Exatamente. Nós fizemos uma pesquisa no ano passado com empresas do mundo inteiro, incluindo o Brasil, e percebemos que 40% dos profissionais de TI entrevistados aqui afirmam usar inteligência artificial em seus negócios. Na América Latina, eram apenas 21%. Há muito espaço para crescer. E, entre os 40% do Brasil, muitos ainda usam inteligência artificial em aplicações específicas. Os casos de uso tendem a se expandir para outras aplicações, outras áreas, até atingir cada empresa como um todo.
O 5G, que está chegando em breve, vai intensificar a utilização de aplicações com IA?
Sim, muito, porque algumas tecnologias dependem de velocidade da conexão e da latência que serão entregues pelo 5G. Há poucos dias, a IBM até anunciou uma colaboração com a Logicalis para oferecer soluções para empresas da América Latina aproveitarem os benefícios do 5G por meio de uma abordagem de nuvem híbrida aberta.

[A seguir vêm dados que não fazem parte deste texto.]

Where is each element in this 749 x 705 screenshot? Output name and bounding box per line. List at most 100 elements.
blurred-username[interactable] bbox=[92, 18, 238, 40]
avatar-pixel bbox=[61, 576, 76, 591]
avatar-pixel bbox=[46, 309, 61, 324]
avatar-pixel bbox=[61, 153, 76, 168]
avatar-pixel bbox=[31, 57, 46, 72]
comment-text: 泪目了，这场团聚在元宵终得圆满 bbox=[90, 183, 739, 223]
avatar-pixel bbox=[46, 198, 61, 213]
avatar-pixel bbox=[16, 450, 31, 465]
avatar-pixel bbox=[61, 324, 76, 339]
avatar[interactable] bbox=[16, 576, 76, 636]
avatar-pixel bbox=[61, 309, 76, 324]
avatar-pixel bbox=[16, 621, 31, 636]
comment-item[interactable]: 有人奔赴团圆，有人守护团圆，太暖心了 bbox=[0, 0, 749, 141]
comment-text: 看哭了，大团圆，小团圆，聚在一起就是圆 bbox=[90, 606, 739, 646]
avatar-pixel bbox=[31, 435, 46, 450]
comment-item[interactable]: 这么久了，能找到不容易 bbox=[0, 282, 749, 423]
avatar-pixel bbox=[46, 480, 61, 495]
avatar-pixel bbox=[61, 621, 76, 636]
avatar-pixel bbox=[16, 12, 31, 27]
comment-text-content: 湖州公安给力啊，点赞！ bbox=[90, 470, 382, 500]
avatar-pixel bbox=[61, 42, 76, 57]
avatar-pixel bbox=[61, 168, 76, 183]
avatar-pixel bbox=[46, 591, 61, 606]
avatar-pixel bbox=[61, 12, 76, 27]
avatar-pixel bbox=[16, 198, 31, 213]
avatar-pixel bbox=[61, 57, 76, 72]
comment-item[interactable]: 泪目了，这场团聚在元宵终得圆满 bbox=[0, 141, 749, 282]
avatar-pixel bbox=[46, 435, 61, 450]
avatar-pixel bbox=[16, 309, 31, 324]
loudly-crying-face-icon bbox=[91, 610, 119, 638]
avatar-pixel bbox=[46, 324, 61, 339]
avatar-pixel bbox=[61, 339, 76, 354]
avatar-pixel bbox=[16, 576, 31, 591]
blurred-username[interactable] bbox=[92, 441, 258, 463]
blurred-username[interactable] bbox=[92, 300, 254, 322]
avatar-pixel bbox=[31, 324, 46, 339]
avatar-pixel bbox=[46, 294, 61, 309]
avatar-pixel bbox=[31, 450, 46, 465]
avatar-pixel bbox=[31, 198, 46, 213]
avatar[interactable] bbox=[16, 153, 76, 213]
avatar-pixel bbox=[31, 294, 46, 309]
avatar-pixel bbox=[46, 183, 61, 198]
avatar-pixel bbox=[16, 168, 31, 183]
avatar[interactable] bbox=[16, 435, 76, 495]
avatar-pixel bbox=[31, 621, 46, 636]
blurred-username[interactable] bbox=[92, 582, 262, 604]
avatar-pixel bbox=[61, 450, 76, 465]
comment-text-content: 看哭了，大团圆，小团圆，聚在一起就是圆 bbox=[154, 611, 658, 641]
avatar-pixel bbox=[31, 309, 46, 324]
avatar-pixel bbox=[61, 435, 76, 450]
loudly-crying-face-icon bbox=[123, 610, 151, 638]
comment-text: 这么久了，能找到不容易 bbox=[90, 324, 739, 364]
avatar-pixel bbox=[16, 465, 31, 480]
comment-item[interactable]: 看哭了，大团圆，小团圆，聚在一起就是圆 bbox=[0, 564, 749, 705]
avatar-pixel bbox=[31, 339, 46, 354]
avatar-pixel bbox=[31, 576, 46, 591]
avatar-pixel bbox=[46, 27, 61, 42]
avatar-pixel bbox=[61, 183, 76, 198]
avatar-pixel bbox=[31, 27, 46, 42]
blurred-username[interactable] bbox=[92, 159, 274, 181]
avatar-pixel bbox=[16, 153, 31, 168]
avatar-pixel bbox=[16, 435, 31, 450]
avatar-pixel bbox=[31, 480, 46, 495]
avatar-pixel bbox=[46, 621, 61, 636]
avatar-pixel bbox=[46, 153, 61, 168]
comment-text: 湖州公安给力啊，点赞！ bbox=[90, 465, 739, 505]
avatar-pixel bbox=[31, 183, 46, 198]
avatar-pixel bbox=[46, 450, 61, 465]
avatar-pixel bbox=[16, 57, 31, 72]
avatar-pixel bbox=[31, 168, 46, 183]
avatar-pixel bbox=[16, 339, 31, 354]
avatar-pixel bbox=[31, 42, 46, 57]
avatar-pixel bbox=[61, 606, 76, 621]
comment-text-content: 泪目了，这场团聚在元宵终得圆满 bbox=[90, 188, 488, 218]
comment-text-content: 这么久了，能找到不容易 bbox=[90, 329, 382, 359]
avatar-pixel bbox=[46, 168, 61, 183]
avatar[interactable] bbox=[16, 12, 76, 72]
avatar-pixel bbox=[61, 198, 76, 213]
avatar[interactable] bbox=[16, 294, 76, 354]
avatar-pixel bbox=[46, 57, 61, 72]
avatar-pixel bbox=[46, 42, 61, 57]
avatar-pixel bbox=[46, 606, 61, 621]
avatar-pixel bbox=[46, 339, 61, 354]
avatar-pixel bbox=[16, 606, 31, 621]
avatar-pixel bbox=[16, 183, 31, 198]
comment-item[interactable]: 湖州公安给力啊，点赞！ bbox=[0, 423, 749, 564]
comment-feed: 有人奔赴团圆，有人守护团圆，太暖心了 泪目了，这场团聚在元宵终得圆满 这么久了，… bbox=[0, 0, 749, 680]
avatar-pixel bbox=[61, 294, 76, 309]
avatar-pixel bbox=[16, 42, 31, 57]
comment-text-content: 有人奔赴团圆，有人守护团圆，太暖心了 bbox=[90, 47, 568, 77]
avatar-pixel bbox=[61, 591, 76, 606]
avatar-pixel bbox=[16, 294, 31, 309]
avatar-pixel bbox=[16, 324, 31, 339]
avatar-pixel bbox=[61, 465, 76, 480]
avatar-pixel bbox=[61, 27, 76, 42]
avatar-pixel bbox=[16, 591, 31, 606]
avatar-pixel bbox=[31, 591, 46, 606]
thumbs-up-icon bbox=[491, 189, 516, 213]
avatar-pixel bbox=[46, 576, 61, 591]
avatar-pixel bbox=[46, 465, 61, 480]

Nossa ideia é ajudar empresas de telecomunicações a avançar em suas jornadas de transformação digital e encontrar novas maneiras de monetizar suas redes 5G.
"Temos três grandes desafios: trabalhar os dados que são produzidos pelos mais diversos dispositivos, ter gente qualificada e contar com uma infraestrutura preparada para ser híbrida e multicloud"
Nesse momento pós-pandêmico, que desafios as empresas enfrentam para alcançar o próximo nível de maturidade digital?
São três grandes desafios: trabalhar os dados que são produzidos pelos mais diversos dispositivos (considerando necessidades de governança e LGPD), ter gente qualificada, que entenda de tecnologia e de negócios e consiga unir esses dois pontos, e contar com uma infraestrutura preparada para ser híbrida e multicloud.
O IBM Watson pode ajudar as empresas a alcançar esse próximo nível?
Pode, mas é fundamental que o seu uso esteja atrelado a uma necessidade da empresa, da área ou do negócio. Não adianta usar por usar. O Watson pode ajudar uma empresa de agro, por exemplo, a analisar o solo a partir de uma imagem, entendendo suas características e determinando a quantidade de insumo e irrigação que ele deve receber para ter maior produtividade no plantio e aumentar a previsibilidade do que poderá ser extraído dali. Outro exemplo é amarrar todas essas informações com o banco que faz empréstimo para financiar aquela produção. Indo para o mercado financeiro, podemos usar inteligência artificial para trabalhar dados e oferecer o melhor produto, com a melhor taxa para cada cliente em cada momento de vida. São muitas variáveis que precisam ser cruzadas e trabalhadas dinamicamente para sempre ter a melhor oferta no momento certo. O planejamento será cada vez mais dinâmico em todos os segmentos – e a inteligência artificial também estará cada vez mais presente na modelagem de dados. Nós temos um projeto muito bacana para a determinação do melhor diagnóstico e tratamento para AVC (Acidente Vascular Cerebral), desenvolvido pelo Centro de Inteligência Artificial que tem participação da IBM, da USP (Universidade de São Paulo) e da Fapesp (Fundação de Amparo à Pesquisa do Estado de São Paulo). Existem vários tipos de AVC e cada um tem um tratamento específico. Por isso, quanto mais a inteligência artificial é utilizada para determinar padrões, maior pode ser a assertividade do tratamento. Não existem limites para a inteligência artificial. Estamos só começando.